The California Coastal Commission — the unelected bureaucratic overlord that has spent decades crushing property owners, blocking development, and generally acting like it owns every grain of sand from San Diego to Crescent City — just got humiliated. Twice. In the span of three weeks.

Couldn’t have happened to a nicer bunch of petty tyrants.

First, on April 9th, the Commission was forced to formally apologize to SpaceX after settling a federal lawsuit. Apologize! These are people who don’t apologize for anything. They once told a guy he couldn’t build on his own property for *twenty years* and never batted an eye. But Elon Musk’s lawyers? Apparently those folks hit a little different.

Here’s what happened: back in October 2024, SpaceX wanted to increase its Falcon 9 launches from 39 to 50 per year at Vandenberg Space Force Base. Routine stuff. The Commission said no — and commissioners openly admitted that their decision had nothing to do with environmental concerns. They made “negative comments about SpaceX’s labor practices and its chief executive officer’s political views.”

Translation: Elon supported Trump, so we’re going to punish his rocket company. Very scientific. Very environmental. Very California.

The settlement forced the Commission to admit — in writing — that those political comments were “irrelevant” to their review. SpaceX no longer needs coastal development permits for launches the federal government already approved. The Commission basically got told to sit down and stay in its lane.

(Turns out you can’t use an environmental regulatory body to settle political grudges. Who knew?)

But wait — round two hit even harder.

On April 23rd, the California Supreme Court — unanimously, mind you — ruled that the Commission unlawfully overrode a county-approved building permit. This was described as “one of the first major checks on the California Coastal Commission in almost 40 years.”

Forty years! These people have been running roughshod over property owners since the Reagan administration, and nobody managed to stop them until now.

The case involved a developer named Tim Shea who bought eight residential lots in Los Osos back in 2003. The county approved his plan to build four homes initially, with four more to come later. Normal stuff. The kind of development that happens in every state in the country without bureaucratic warfare.

But the Coastal Commission swooped in and blocked the whole thing. Why? Because they could. That’s essentially what it came down to. They just… said no.

Tim Shea fought them for over twenty years. Twenty. Years. Think about that. This man bought property, got county approval, and then spent the next two decades of his life battling an unelected commission that decided his building permits were somehow their business.

The Pacific Legal Foundation took up his case, and attorney Jeremy Talcott put it perfectly: the Commission “lacked the power to intervene.” They never had the authority to block those permits in the first place. They just did it because nobody had the resources or the stamina to fight back.

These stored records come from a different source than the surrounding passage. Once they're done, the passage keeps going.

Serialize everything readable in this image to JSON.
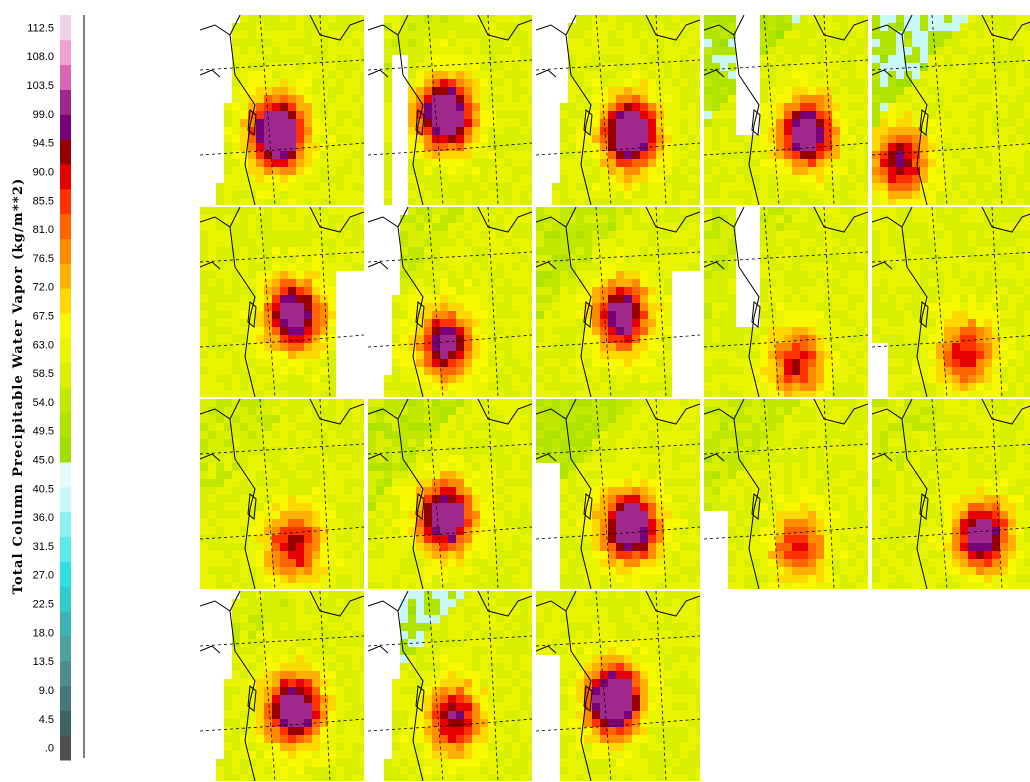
{
  "chart_data": {
    "type": "heatmap",
    "title": "",
    "ylabel": "Total Column Precipitable Water Vapor (kg/m**2)",
    "colorbar": {
      "ticks": [
        ".0",
        "4.5",
        "9.0",
        "13.5",
        "18.0",
        "22.5",
        "27.0",
        "31.5",
        "36.0",
        "40.5",
        "45.0",
        "49.5",
        "54.0",
        "58.5",
        "63.0",
        "67.5",
        "72.0",
        "76.5",
        "81.0",
        "85.5",
        "90.0",
        "94.5",
        "99.0",
        "103.5",
        "108.0",
        "112.5"
      ],
      "range": [
        0,
        112.5
      ],
      "step": 4.5,
      "colors": [
        "#505050",
        "#3c6464",
        "#467878",
        "#4f8c8c",
        "#4fa0a0",
        "#3cb4b4",
        "#2fcccc",
        "#30e0e0",
        "#5aeaea",
        "#8cf0f0",
        "#c8f8f8",
        "#e6fafa",
        "#a0e000",
        "#b0e400",
        "#c0e800",
        "#d8f000",
        "#e8f400",
        "#f8f800",
        "#ffd800",
        "#ffb000",
        "#ff8c00",
        "#ff6400",
        "#ff3200",
        "#e60000",
        "#960000",
        "#780078",
        "#a0288c",
        "#dc64b4",
        "#f0a0d2",
        "#f0d2e6"
      ]
    },
    "panel_grid": {
      "rows": 4,
      "cols": 5,
      "count": 18
    },
    "panels": [
      {
        "storm": [
          0.45,
          0.6
        ],
        "intensity": 1.0,
        "dry": 0.0,
        "missing": "left"
      },
      {
        "storm": [
          0.45,
          0.5
        ],
        "intensity": 0.95,
        "dry": 0.1,
        "missing": "leftstrip"
      },
      {
        "storm": [
          0.55,
          0.6
        ],
        "intensity": 0.95,
        "dry": 0.0,
        "missing": "left"
      },
      {
        "storm": [
          0.6,
          0.6
        ],
        "intensity": 0.8,
        "dry": 0.6,
        "missing": "leftmid"
      },
      {
        "storm": [
          0.15,
          0.75
        ],
        "intensity": 0.6,
        "dry": 0.7,
        "missing": "none"
      },
      {
        "storm": [
          0.55,
          0.55
        ],
        "intensity": 0.8,
        "dry": 0.0,
        "missing": "right"
      },
      {
        "storm": [
          0.45,
          0.7
        ],
        "intensity": 0.7,
        "dry": 0.2,
        "missing": "left"
      },
      {
        "storm": [
          0.5,
          0.55
        ],
        "intensity": 0.75,
        "dry": 0.3,
        "missing": "right"
      },
      {
        "storm": [
          0.55,
          0.8
        ],
        "intensity": 0.5,
        "dry": 0.2,
        "missing": "leftmid"
      },
      {
        "storm": [
          0.55,
          0.75
        ],
        "intensity": 0.5,
        "dry": 0.0,
        "missing": "leftsmall"
      },
      {
        "storm": [
          0.55,
          0.75
        ],
        "intensity": 0.55,
        "dry": 0.2,
        "missing": "none"
      },
      {
        "storm": [
          0.45,
          0.6
        ],
        "intensity": 0.85,
        "dry": 0.4,
        "missing": "none"
      },
      {
        "storm": [
          0.55,
          0.65
        ],
        "intensity": 0.9,
        "dry": 0.5,
        "missing": "leftbig"
      },
      {
        "storm": [
          0.55,
          0.75
        ],
        "intensity": 0.45,
        "dry": 0.3,
        "missing": "leftbottom"
      },
      {
        "storm": [
          0.65,
          0.7
        ],
        "intensity": 0.75,
        "dry": 0.1,
        "missing": "none"
      },
      {
        "storm": [
          0.55,
          0.6
        ],
        "intensity": 0.85,
        "dry": 0.1,
        "missing": "left"
      },
      {
        "storm": [
          0.5,
          0.65
        ],
        "intensity": 0.6,
        "dry": 0.8,
        "missing": "left"
      },
      {
        "storm": [
          0.45,
          0.55
        ],
        "intensity": 1.0,
        "dry": 0.0,
        "missing": "leftbig"
      }
    ]
  }
}
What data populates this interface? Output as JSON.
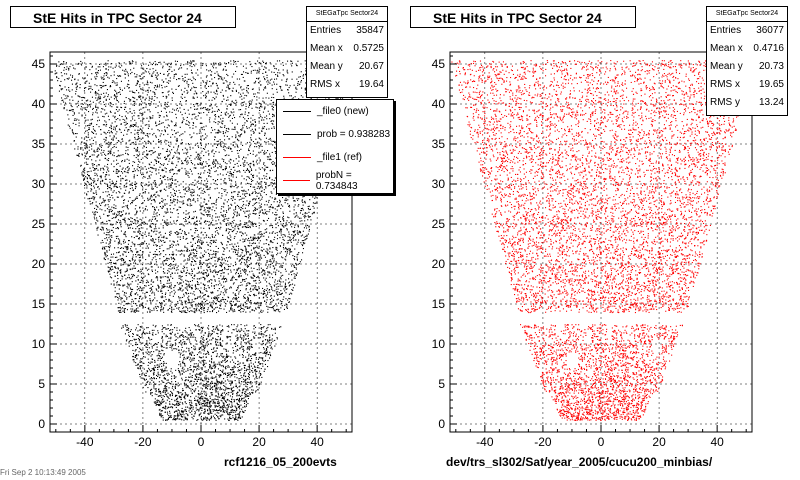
{
  "colors": {
    "ref": "#000000",
    "new": "#ff0000"
  },
  "panels": [
    {
      "title": "StE Hits in TPC Sector 24",
      "stats": {
        "header": "StEGaTpc Sector24",
        "rows": [
          {
            "label": "Entries",
            "value": "35847"
          },
          {
            "label": "Mean x",
            "value": "0.5725"
          },
          {
            "label": "Mean y",
            "value": "20.67"
          },
          {
            "label": "RMS x",
            "value": "19.64"
          }
        ]
      },
      "footer": "rcf1216_05_200evts"
    },
    {
      "title": "StE Hits in TPC Sector 24",
      "stats": {
        "header": "StEGaTpc Sector24",
        "rows": [
          {
            "label": "Entries",
            "value": "36077"
          },
          {
            "label": "Mean x",
            "value": "0.4716"
          },
          {
            "label": "Mean y",
            "value": "20.73"
          },
          {
            "label": "RMS x",
            "value": "19.65"
          },
          {
            "label": "RMS y",
            "value": "13.24"
          }
        ]
      },
      "footer": "dev/trs_sl302/Sat/year_2005/cucu200_minbias/"
    }
  ],
  "legend": {
    "items": [
      {
        "label": "_file0 (new)",
        "color": "#000000"
      },
      {
        "label": "prob = 0.938283",
        "color": "#000000"
      },
      {
        "label": "_file1 (ref)",
        "color": "#ff0000"
      },
      {
        "label": "probN = 0.734843",
        "color": "#ff0000"
      }
    ]
  },
  "date_stamp": "Fri Sep  2 10:13:49 2005",
  "chart_data": [
    {
      "type": "scatter",
      "title": "StE Hits in TPC Sector 24",
      "xlim": [
        -52,
        52
      ],
      "ylim": [
        -1,
        46.5
      ],
      "x_ticks": [
        -40,
        -20,
        0,
        20,
        40
      ],
      "y_ticks": [
        0,
        5,
        10,
        15,
        20,
        25,
        30,
        35,
        40,
        45
      ],
      "grid": true,
      "entries": 35847,
      "color": "#000000",
      "region": {
        "inner_y": [
          0.5,
          12.5
        ],
        "outer_y": [
          14,
          45.5
        ]
      }
    },
    {
      "type": "scatter",
      "title": "StE Hits in TPC Sector 24",
      "xlim": [
        -52,
        52
      ],
      "ylim": [
        -1,
        46.5
      ],
      "x_ticks": [
        -40,
        -20,
        0,
        20,
        40
      ],
      "y_ticks": [
        0,
        5,
        10,
        15,
        20,
        25,
        30,
        35,
        40,
        45
      ],
      "grid": true,
      "entries": 36077,
      "color": "#ff0000",
      "region": {
        "inner_y": [
          0.5,
          12.5
        ],
        "outer_y": [
          14,
          45.5
        ]
      }
    }
  ]
}
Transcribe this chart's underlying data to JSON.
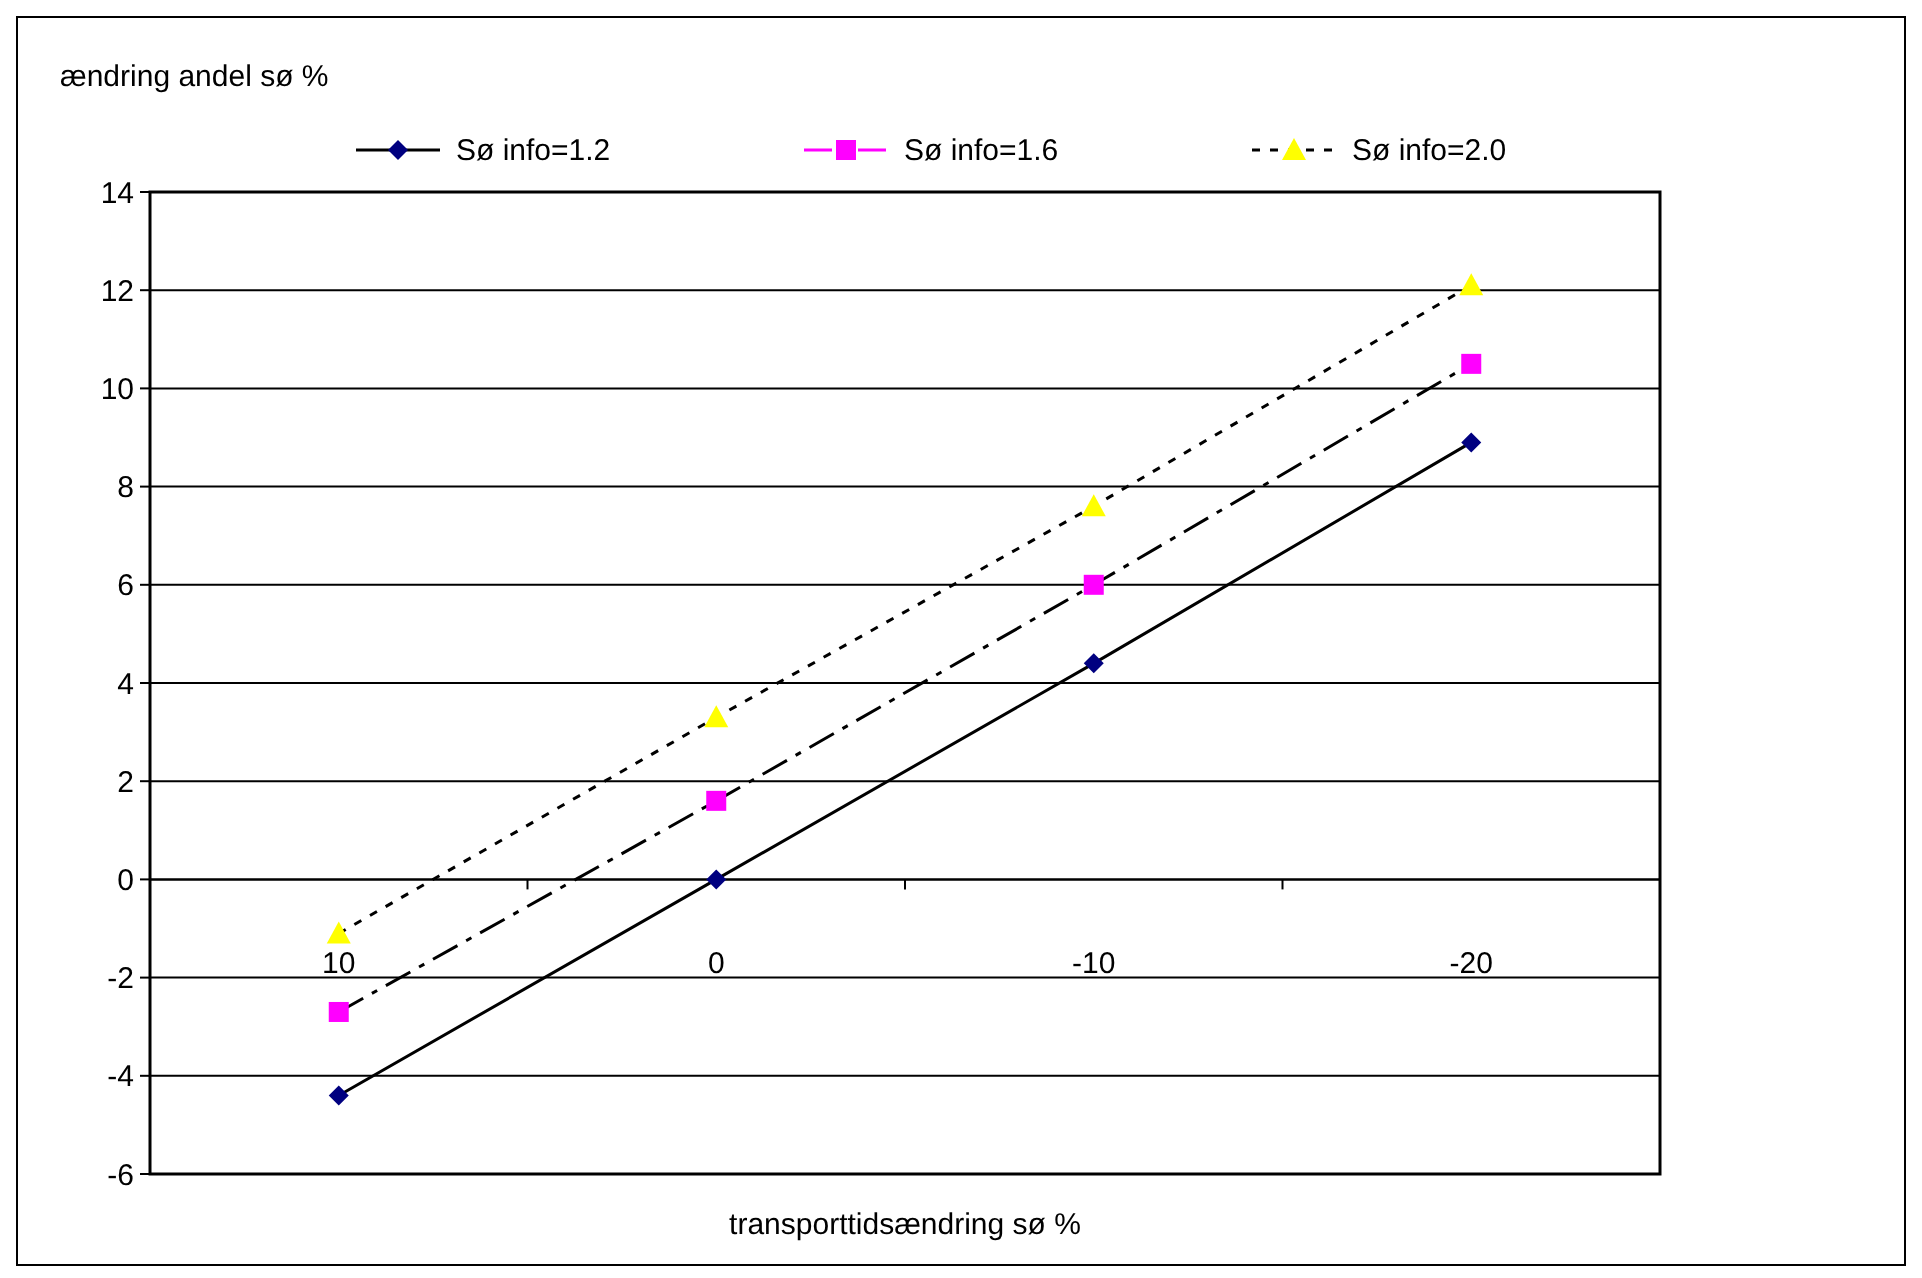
{
  "chart_data": {
    "type": "line",
    "ylabel": "ændring andel sø %",
    "xlabel": "transporttidsændring sø %",
    "categories": [
      "10",
      "0",
      "-10",
      "-20"
    ],
    "series": [
      {
        "name": "Sø info=1.2",
        "color": "#000080",
        "marker": "diamond",
        "line_style": "solid",
        "values": [
          -4.4,
          0,
          4.4,
          8.9
        ]
      },
      {
        "name": "Sø info=1.6",
        "color": "#ff00ff",
        "marker": "square",
        "line_style": "dashed",
        "values": [
          -2.7,
          1.6,
          6.0,
          10.5
        ]
      },
      {
        "name": "Sø info=2.0",
        "color": "#ffff00",
        "marker": "triangle",
        "line_style": "dotted",
        "values": [
          -1.1,
          3.3,
          7.6,
          12.1
        ]
      }
    ],
    "ylim": [
      -6,
      14
    ],
    "yticks": [
      -6,
      -4,
      -2,
      0,
      2,
      4,
      6,
      8,
      10,
      12,
      14
    ],
    "grid": "y",
    "legend": "top"
  }
}
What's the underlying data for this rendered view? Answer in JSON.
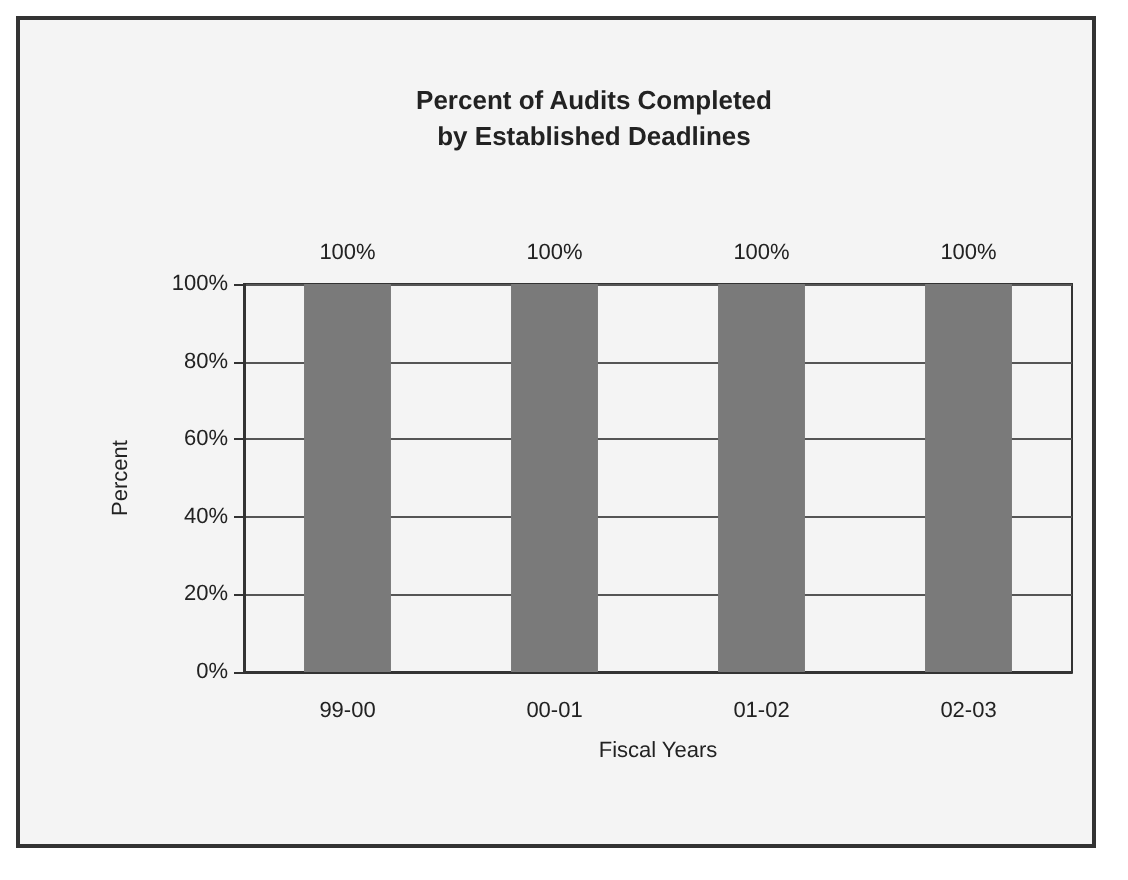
{
  "chart_data": {
    "type": "bar",
    "title": "Percent of Audits Completed\nby Established Deadlines",
    "xlabel": "Fiscal Years",
    "ylabel": "Percent",
    "categories": [
      "99-00",
      "00-01",
      "01-02",
      "02-03"
    ],
    "values": [
      100,
      100,
      100,
      100
    ],
    "color": "#7a7a7a",
    "value_labels": [
      "100%",
      "100%",
      "100%",
      "100%"
    ],
    "ylim": [
      0,
      100
    ],
    "yticks": [
      {
        "value": 0,
        "label": "0%"
      },
      {
        "value": 20,
        "label": "20%"
      },
      {
        "value": 40,
        "label": "40%"
      },
      {
        "value": 60,
        "label": "60%"
      },
      {
        "value": 80,
        "label": "80%"
      },
      {
        "value": 100,
        "label": "100%"
      }
    ],
    "grid": "y"
  }
}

Until Tim Shea. That man is a patriot with the patience of a saint and the stubbornness of a mule. God bless him.

And the unanimous ruling sends a message to every lower court in California: stop rubber-stamping this commission’s power grabs. Start actually reviewing whether they have jurisdiction before letting them bulldoze another property owner.

We talk a lot about the federal bureaucracy and how DOGE is cleaning house in Washington. But California has its own layer of unaccountable bureaucrats who’ve been terrorizing citizens for decades. The Coastal Commission is exhibit A — a body that literally punished a rocket company for its CEO’s politics and blocked a man from building on his own land for two decades.

Two losses in three weeks. A forced apology to SpaceX and a unanimous Supreme Court smackdown. For an agency that’s used to getting whatever it wants, whenever it wants, this has to sting.

Welcome to accountability, California Coastal Commission. We know it’s a new concept for you, but you’ll get used to it. Or you won’t. Either way, the courts are done letting you play dictator with other people’s property.